By opening a centre in the UAE, Gallup wants to improve its ability to reach regional policymakers and have an impact on the public knowledge of opinions in the Middle East.
"The centre hopes to widen the lens to include the mainstream," says Ms Mogahed, so that the conversation between the Muslim world and the West is not dominated by "vocal fringe".
A co-author of Who Speaks for Islam? What a Billion Muslims Really Think, and an adviser to the US president Barack Obama, Ms Mogahed says research can help to diagnose problems.
The centre is an extension of the Gallup Centre for Muslim Studies, an independent research centre in Washington DC that provides data-driven analysis of the views of the world's Muslims.
Already, work by the Washington centre has identified fundamental misunderstandings between western and Muslim societies.
"Our research can help to diagnose a problem so that it can be addressed," says Ms Mogahed.
A common misunderstanding uncovered by research is that many westerners view Islam as an inspiration for violence. Studies by Gallup and other groups have repeatedly shown "there is just no correlation between religiosity and violent extremism", she says.
Research can highlight commonalities. While many westerners do not believe democracy is valued by the Muslim world, Gallup found "the majority of people in the Middle East believe in principles of free speech, free press and a representative government".
"It's a set of values Muslims very much understand," she says. She hopes objective data will help to change western attitudes.
Gallup's findings, Ms Mogahed says, have been instrumental in guiding policy in the US. They shaped Mr Obama's landmark speech last year in Cairo, in which he confronted divisions between Muslims and the West, and Israel and its neighbours.
The centre's first study should be ready this month. Gallup interviewed more than 100,000 people in 55 countries to explore the relationship between Muslims and the West. The survey covered countries in the Middle East, sub-Saharan Africa, south-east Asia, central Asia and Europe.
Ms Mogahed hopes better research will lead to better communication between governments and people, both internationally and domestically.

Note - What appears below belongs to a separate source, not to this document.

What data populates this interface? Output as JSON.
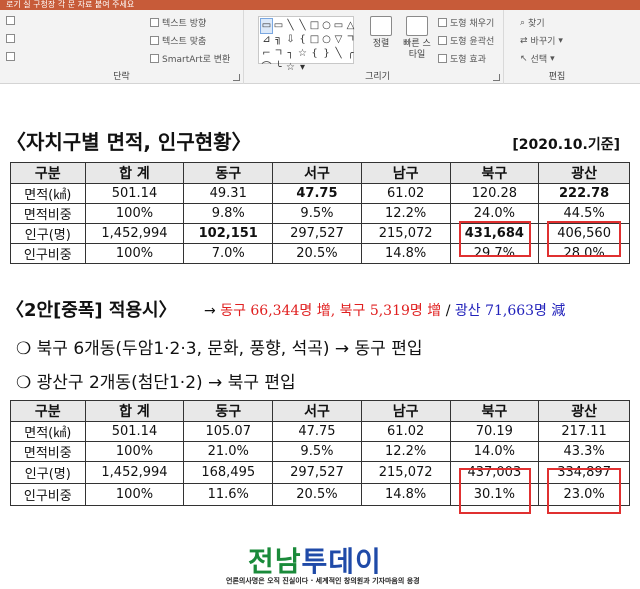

"So many decisions are made by leaders in all societies that don't take into account the realities on the ground," she says.
Gallup's methodology is rigorous. Analysts visit a representative sample of a nation, across geography, class and sex. Researchers have face-to-face conversations with participants in their homes, which allows illiterates and those without phones to be polled.
The result, Ms Mogahed says, is that ordinary people are given a "seat at the table" in political and social conversations.
It can also be a catalyst for social change. In the US, 80 per cent of people think Muslims do not believe in sex equality, Ms Mogahed says. She believes research can help to correct that view.
Polling can uncover women's aspirations, as well as how a society as a whole feels about rights. "A society's views can be way ahead of the reality on the ground," Ms Mogahed says.
For example, in Saudi Arabia, surveys found that most Saudis believed women should have the right to drive. "Laws should not necessarily be assumed to be an accurate reflection of people's beliefs and values."